Flags of France and Europe hang on the facade of the Bank of France headquarters in Paris

Il n’y a pas de miracle à attendre, bien au contraire. Si la Banque de France a confirmé ce mardi 10 juin tabler sur une croissance de 0,2% au deuxième trimestre 2014, dans le même temps l’institut d’émission annonce que l’indicateur du climat des affaires a baissé d’un point aussi bien dans l’industrie que dans les services.

Un léger repli qui s’appuie sur les résultats des enquêtes de conjoncture réalisées en mai et publiées également ce mardi.

Selon la Banque de France, la production industrielle est stable dans son ensemble. En effet, le recul constaté dans les secteurs des matériels de transport, des équipements et de la métallurgie est compensé par une hausse de la pharmacie et de la chimie.

Toujours dans l’industrie, si les livraisons progressent légèrement, le volume des commandes reste inchangé et les stocks sont jugés normaux.
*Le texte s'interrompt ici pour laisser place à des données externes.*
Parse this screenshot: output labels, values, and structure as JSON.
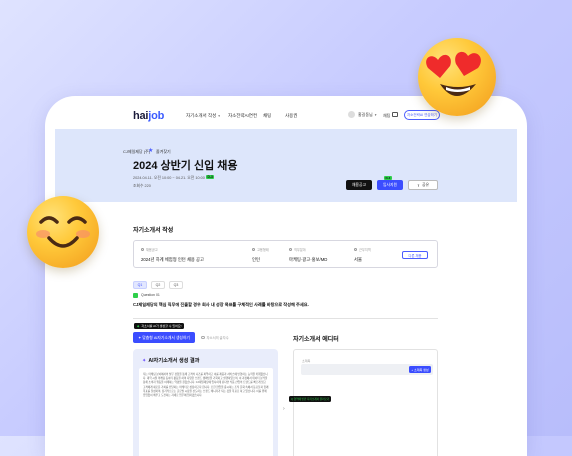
{
  "nav": {
    "logo_prefix": "hai",
    "logo_suffix": "job",
    "menu": [
      "자기소개서 작성",
      "자소전략AI연컨",
      "채팅",
      "사용권"
    ],
    "user": "홍길동님",
    "bell_label": "채팅",
    "cta": "자소전략AI 연습하기"
  },
  "banner": {
    "company": "CJ제일제당 (주)",
    "favorite": "즐겨찾기",
    "title": "2024 상반기 신입 채용",
    "period": "2024.04.11. 오전 10:00 ~ 04.21. 오전 10:00",
    "dday": "D-3",
    "views": "조회수 220",
    "notice_button": "채용공고",
    "apply_button": "입사지원",
    "apply_badge": "D-3",
    "share_button": "공유"
  },
  "section": {
    "title": "자기소개서 작성",
    "posting": [
      {
        "label": "채용공고",
        "value": "2024년 하계 체험형 인턴 채용 공고"
      },
      {
        "label": "고용형태",
        "value": "인턴"
      },
      {
        "label": "직무분야",
        "value": "마케팅·광고·홍보/MD"
      },
      {
        "label": "근무지역",
        "value": "서울"
      }
    ],
    "change_button": "다른 채용"
  },
  "tabs": [
    "Q1",
    "Q2",
    "Q3"
  ],
  "question": {
    "label": "Question 01",
    "text": "CJ제일제당의 핵심 직무에 진출할 경우 회사 내 성장 목표를 구체적인 사례를 바탕으로 작성해 주세요."
  },
  "ai": {
    "tooltip_icon": "◆",
    "tooltip": "자소서를 AI가 생성할 수 있어요!",
    "button": "✦ 맞춤형 AI자기소개서 생성하기",
    "note": "자소서의 글자수"
  },
  "result": {
    "title": "AI자기소개서 생성 결과",
    "text": "저는 마케팅 분야에서의 실무 경험을 통해 고객의 니즈를 파악하고 이를 제품과 서비스에 반영하는 능력을 키워왔습니다. 대학 시절 마케팅 동아리 활동을 하며 다양한 브랜드 캠페인을 기획하고 실행하였으며, 이 과정에서 데이터 분석을 통해 소비자 행동을 이해하는 역량을 길렀습니다. CJ제일제당에 입사하게 된다면 식품 산업의 트렌드를 빠르게 읽고 고객에게 새로운 가치를 전달하는 마케터로 성장하고자 합니다. 또한 협업을 중시하는 조직 문화 속에서 동료들과 함께 목표를 달성하며, 장기적으로는 글로벌 시장을 선도하는 브랜드 매니저가 되는 것을 목표로 하고 있습니다. 이를 위해 끊임없이 배우고 도전하는 자세로 업무에 임하겠습니다."
  },
  "editor": {
    "title": "자기소개서 에디터",
    "label": "소제목",
    "save": "+ 소제목 생성",
    "float_tip": "Q 영역에 빈칸 자기소개서 불러오기"
  },
  "colors": {
    "accent": "#3b4dff",
    "banner": "#dde6fb",
    "badge": "#2ecf4a"
  }
}
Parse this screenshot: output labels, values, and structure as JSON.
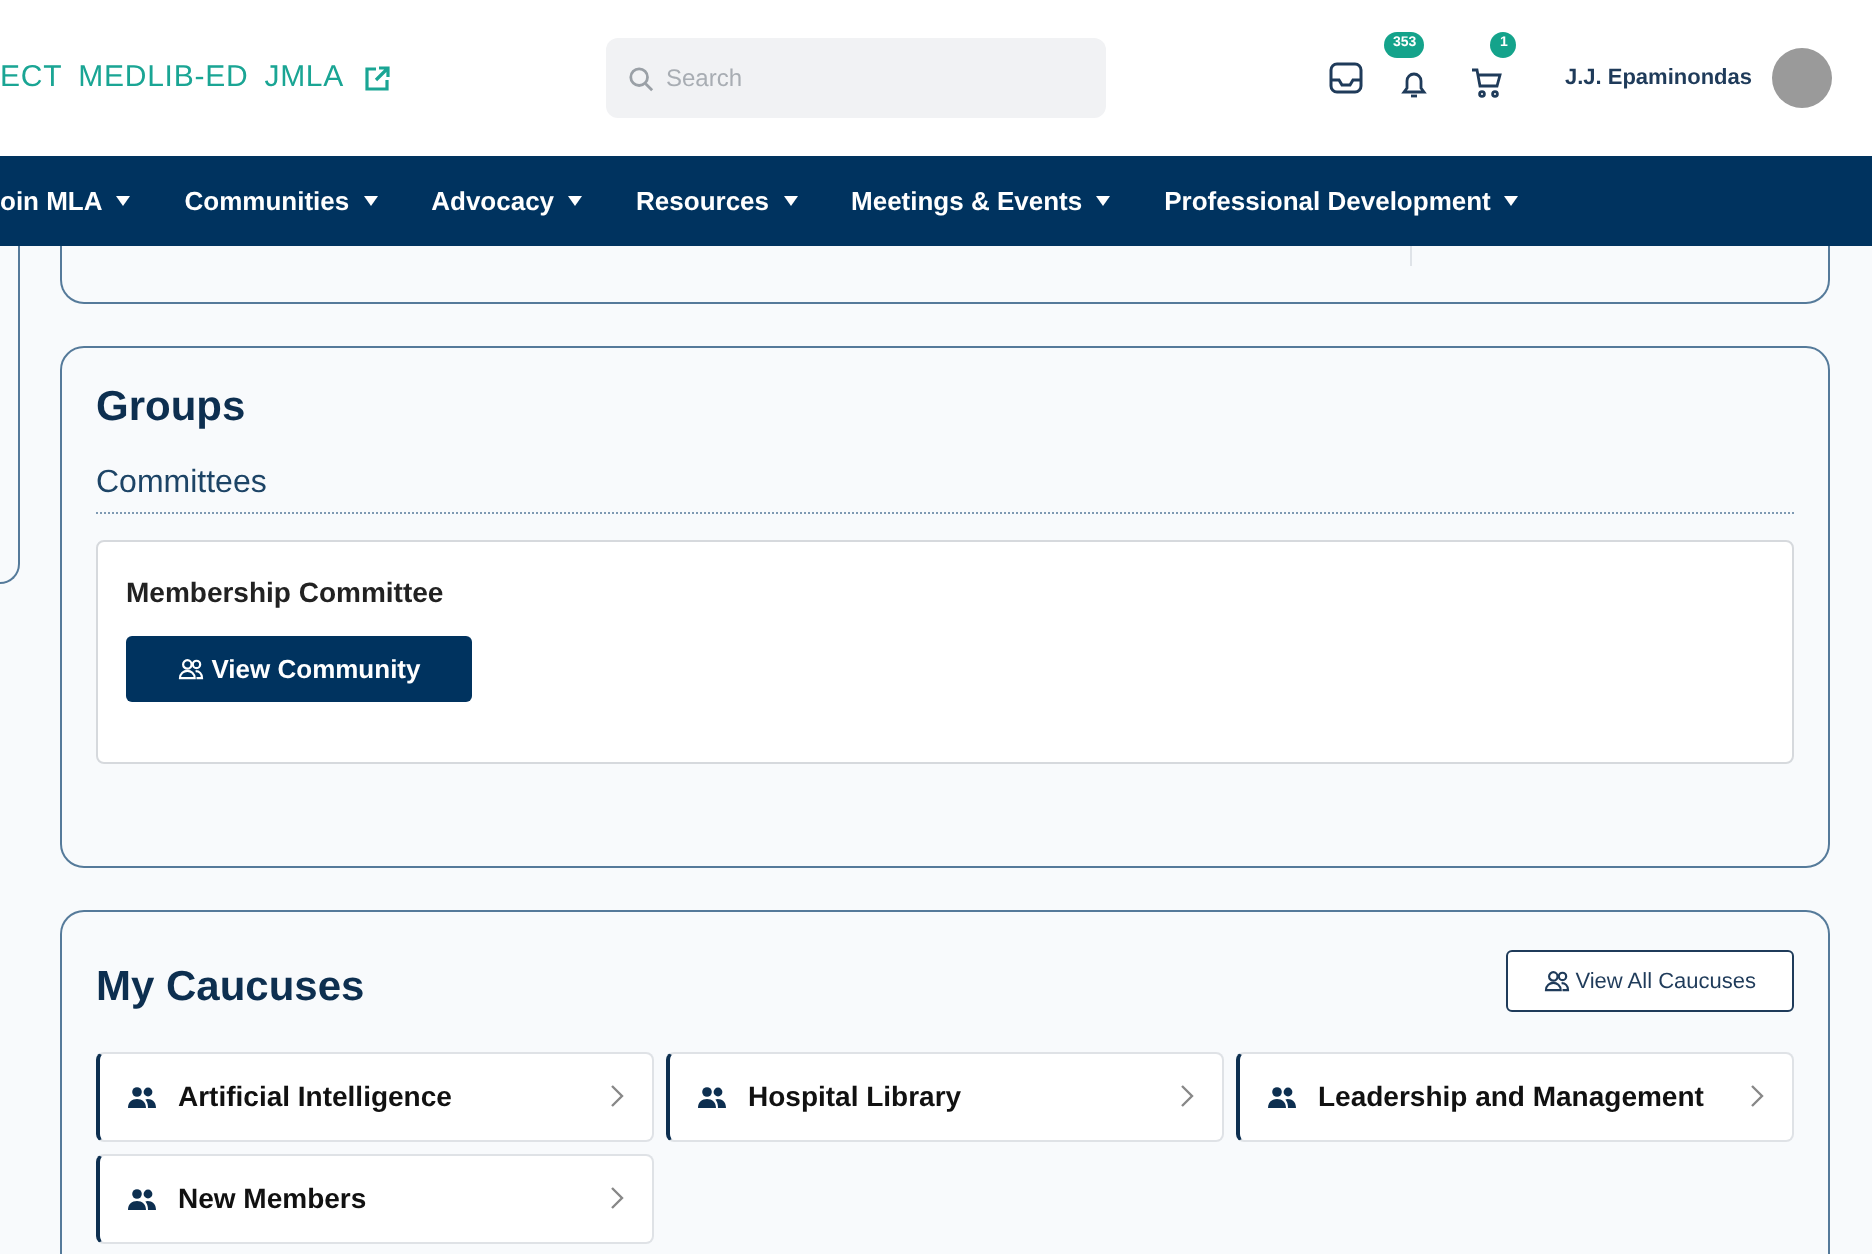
{
  "header": {
    "links": [
      "ECT",
      "MEDLIB-ED",
      "JMLA"
    ],
    "search": {
      "placeholder": "Search"
    },
    "notifications_badge": "353",
    "cart_badge": "1",
    "user_name": "J.J. Epaminondas"
  },
  "nav": [
    "oin MLA",
    "Communities",
    "Advocacy",
    "Resources",
    "Meetings & Events",
    "Professional Development"
  ],
  "groups": {
    "title": "Groups",
    "section": "Committees",
    "items": [
      {
        "name": "Membership Committee",
        "button": "View Community"
      }
    ]
  },
  "caucuses": {
    "title": "My Caucuses",
    "view_all": "View All Caucuses",
    "items": [
      "Artificial Intelligence",
      "Hospital Library",
      "Leadership and Management",
      "New Members"
    ]
  }
}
Les effectifs sont en léger recul, les prix des produits finis sont stables, et les trésoreries continuent de s’améliorer. Les chefs d’entreprise prévoient une progression de la production en juin.

Par ailleurs, la production industrielle de la France a rebondi de 0,3% en avril, soit un peu moins que ce qu’attendaient les économistes interrogés par Reuters, selon les chiffres publiés ce mardi matin par l’INSEE ( Institut National de la Statistique et des Etudes Economiques).

Dans les services, l’activité est en léger repli, sous l’effet notamment de la baisse de l’ hébergement-restauration,des transports et du travail temporaire.

En tout état de cause, le maintient de la prévision de croissance de la Banque de France pour le deuxième trimestre n’est pas une très bonne nouvelle alors même que l’on sait que l’activité a été atone au cours des  trois derniers mois de l’année.

Un rebond technique un peu vif aurait pu être espéré par la suite. Mais il n’en est rien. Ce qui laisse très aléatoire la réalisation de la prévision du gouvernement d’une croissance de 1% cette année.